Though new equipment and tools now can do much of the work fingers once did, Wu says young apprentices at the shop are now still trained in the old-fashioned way and that's why they've attracted many return customers.

"Without solid basic skills, you can hardly ensure high quality," he says.

For example, he says that hair-perming devices in the old days were heated to a very high temperature to ensure the endurability of a hairdo, but the heat could damage your hair. Nowadays the heat is much milder, he says, so giving the hairdo endurance will largely depend on a stylist's finger technique.

Cut-and-dried

"But the sad truth is, nowadays many young hairdressers don't have such basic training," Wu says.

That's why Wu's 25-year-old grandson Wu Cheng, like many other young stylists who've carried on their grandfathers' and fathers' torches at Changshengtang, has abandoned his job as a promising stylist in fancier hair salons to start from scratch at a place where customers are obviously older and teachers more strict.

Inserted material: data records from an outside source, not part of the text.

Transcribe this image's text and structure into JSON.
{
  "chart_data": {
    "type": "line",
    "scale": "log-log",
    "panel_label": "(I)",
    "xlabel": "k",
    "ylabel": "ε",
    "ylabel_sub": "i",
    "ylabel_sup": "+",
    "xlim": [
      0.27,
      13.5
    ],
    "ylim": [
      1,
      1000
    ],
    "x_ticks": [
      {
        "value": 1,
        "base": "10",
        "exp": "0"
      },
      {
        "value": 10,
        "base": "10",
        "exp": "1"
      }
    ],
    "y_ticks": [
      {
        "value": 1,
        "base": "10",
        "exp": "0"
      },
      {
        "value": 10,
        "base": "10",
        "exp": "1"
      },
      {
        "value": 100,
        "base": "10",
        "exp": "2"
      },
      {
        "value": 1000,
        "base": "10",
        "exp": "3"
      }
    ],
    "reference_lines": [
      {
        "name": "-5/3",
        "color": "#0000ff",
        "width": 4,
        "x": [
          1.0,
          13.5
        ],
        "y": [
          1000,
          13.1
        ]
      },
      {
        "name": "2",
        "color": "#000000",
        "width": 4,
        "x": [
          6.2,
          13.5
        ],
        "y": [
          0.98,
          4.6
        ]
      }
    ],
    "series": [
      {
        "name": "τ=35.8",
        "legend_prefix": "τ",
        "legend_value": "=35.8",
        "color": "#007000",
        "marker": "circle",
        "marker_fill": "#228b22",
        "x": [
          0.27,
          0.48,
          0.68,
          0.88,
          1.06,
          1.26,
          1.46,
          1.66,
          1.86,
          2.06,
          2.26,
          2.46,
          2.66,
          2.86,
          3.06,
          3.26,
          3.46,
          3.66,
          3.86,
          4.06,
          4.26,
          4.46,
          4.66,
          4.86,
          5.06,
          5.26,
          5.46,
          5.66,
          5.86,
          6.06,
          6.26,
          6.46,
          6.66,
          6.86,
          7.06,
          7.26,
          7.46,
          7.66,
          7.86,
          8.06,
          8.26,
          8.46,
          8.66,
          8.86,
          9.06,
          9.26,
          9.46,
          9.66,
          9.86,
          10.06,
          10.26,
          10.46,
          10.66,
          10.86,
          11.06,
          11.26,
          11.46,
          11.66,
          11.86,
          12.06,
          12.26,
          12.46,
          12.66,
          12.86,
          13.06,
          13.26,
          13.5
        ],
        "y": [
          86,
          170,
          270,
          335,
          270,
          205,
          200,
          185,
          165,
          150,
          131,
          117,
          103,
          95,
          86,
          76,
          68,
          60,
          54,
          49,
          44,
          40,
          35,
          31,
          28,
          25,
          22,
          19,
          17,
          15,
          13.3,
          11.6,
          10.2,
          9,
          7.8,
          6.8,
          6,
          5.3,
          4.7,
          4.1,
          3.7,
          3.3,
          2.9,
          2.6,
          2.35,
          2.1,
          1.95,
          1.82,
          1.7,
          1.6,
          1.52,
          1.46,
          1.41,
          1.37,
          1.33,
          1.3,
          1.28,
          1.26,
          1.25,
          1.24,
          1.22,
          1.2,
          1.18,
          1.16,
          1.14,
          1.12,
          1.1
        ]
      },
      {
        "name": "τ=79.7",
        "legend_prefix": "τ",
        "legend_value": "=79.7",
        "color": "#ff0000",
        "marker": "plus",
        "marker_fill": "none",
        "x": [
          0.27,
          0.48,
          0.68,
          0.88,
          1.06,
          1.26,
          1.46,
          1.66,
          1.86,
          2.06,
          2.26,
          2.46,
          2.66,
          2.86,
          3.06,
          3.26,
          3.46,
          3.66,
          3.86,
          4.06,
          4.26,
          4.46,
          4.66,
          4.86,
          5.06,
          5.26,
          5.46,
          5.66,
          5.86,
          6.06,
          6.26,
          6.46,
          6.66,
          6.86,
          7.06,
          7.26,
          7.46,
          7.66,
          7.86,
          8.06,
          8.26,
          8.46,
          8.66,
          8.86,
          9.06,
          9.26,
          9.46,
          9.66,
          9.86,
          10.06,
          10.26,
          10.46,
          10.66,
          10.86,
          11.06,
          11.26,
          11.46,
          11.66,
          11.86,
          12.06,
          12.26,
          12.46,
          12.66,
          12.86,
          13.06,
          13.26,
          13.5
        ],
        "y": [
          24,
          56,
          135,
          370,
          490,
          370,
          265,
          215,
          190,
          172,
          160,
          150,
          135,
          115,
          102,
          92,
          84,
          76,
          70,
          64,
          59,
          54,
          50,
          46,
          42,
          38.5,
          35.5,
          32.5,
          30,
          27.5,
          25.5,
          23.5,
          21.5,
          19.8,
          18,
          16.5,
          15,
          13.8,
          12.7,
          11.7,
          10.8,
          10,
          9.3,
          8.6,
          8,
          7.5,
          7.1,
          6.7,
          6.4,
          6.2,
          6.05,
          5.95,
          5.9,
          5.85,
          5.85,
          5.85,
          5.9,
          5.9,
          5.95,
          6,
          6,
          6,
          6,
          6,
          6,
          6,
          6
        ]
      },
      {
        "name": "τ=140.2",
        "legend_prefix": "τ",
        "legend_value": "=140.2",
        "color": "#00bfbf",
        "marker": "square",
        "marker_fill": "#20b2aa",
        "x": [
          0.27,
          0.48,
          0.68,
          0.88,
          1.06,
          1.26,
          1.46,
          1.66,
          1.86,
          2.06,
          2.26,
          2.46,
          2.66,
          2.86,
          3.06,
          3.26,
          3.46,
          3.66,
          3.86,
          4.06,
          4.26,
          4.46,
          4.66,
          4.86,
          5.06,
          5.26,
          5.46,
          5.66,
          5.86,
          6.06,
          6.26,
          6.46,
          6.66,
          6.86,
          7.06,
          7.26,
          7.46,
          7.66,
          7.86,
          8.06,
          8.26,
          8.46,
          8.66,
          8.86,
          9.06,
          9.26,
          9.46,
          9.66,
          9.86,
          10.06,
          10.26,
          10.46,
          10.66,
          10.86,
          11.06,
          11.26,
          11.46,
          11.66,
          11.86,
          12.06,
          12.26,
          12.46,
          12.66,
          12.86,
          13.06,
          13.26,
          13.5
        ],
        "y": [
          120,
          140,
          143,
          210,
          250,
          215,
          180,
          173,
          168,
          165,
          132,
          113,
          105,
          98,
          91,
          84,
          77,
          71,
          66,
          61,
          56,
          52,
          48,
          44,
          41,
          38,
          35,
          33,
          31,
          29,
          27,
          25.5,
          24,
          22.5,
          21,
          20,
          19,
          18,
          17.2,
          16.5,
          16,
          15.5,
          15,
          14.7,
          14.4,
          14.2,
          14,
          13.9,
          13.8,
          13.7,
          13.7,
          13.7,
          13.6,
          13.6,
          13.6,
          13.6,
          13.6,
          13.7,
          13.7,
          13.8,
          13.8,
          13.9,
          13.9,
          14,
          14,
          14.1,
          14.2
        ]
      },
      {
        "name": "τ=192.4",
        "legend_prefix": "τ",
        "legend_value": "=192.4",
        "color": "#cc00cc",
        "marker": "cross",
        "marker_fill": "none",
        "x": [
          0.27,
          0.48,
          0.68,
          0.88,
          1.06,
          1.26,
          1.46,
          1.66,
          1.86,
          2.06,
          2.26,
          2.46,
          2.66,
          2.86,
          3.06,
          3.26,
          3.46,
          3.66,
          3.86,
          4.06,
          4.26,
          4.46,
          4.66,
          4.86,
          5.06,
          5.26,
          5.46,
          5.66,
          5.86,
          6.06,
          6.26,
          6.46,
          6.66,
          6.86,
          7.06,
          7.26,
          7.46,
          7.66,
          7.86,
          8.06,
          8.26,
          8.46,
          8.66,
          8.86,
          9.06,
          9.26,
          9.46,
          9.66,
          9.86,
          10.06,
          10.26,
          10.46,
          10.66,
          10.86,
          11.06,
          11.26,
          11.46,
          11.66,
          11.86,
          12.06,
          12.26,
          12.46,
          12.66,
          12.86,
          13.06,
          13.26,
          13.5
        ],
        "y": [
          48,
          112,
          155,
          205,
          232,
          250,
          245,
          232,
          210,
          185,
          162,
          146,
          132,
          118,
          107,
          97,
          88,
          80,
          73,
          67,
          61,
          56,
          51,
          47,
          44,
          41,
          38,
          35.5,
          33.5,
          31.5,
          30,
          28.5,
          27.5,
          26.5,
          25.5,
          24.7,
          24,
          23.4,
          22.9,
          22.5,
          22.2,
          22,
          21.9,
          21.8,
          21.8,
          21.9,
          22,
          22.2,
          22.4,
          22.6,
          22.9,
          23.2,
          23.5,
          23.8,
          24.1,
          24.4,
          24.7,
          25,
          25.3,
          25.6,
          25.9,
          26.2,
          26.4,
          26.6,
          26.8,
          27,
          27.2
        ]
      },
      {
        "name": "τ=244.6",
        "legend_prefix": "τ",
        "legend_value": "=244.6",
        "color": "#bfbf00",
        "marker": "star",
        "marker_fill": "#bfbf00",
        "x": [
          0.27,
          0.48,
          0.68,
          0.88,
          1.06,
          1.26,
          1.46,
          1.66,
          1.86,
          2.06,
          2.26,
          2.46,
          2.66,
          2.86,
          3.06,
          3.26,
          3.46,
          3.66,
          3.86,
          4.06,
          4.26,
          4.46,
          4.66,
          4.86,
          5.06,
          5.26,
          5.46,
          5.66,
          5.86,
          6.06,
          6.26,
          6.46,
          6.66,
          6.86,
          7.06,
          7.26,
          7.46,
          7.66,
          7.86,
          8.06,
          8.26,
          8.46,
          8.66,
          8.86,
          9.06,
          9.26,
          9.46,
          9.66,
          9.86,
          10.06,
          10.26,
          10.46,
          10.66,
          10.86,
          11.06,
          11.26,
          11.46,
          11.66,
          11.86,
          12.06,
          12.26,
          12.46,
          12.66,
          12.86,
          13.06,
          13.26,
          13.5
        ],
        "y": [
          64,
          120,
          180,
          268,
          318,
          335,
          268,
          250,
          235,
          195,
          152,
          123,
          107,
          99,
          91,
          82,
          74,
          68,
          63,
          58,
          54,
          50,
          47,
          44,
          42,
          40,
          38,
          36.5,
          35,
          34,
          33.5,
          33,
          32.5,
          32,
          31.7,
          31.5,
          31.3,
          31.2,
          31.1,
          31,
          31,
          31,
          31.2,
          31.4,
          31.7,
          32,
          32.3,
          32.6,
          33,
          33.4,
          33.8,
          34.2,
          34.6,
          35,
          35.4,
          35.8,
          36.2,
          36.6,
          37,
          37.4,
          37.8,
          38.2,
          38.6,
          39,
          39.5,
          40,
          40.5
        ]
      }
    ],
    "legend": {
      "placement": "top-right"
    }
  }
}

In other hair salons, he says, it usually takes no more than two years for an apprentice to become a qualified stylist. But at Changshengtang, it takes between three to five years - and to be called a good stylist it takes at least eight years. That's not attractive to many young people, he says, but it's here that he can truly sharpen his skills.

"Before I came here, I would have said speed is the main thing I've pursued in my work. But now all I wonder is whether my work is precise enough," he says.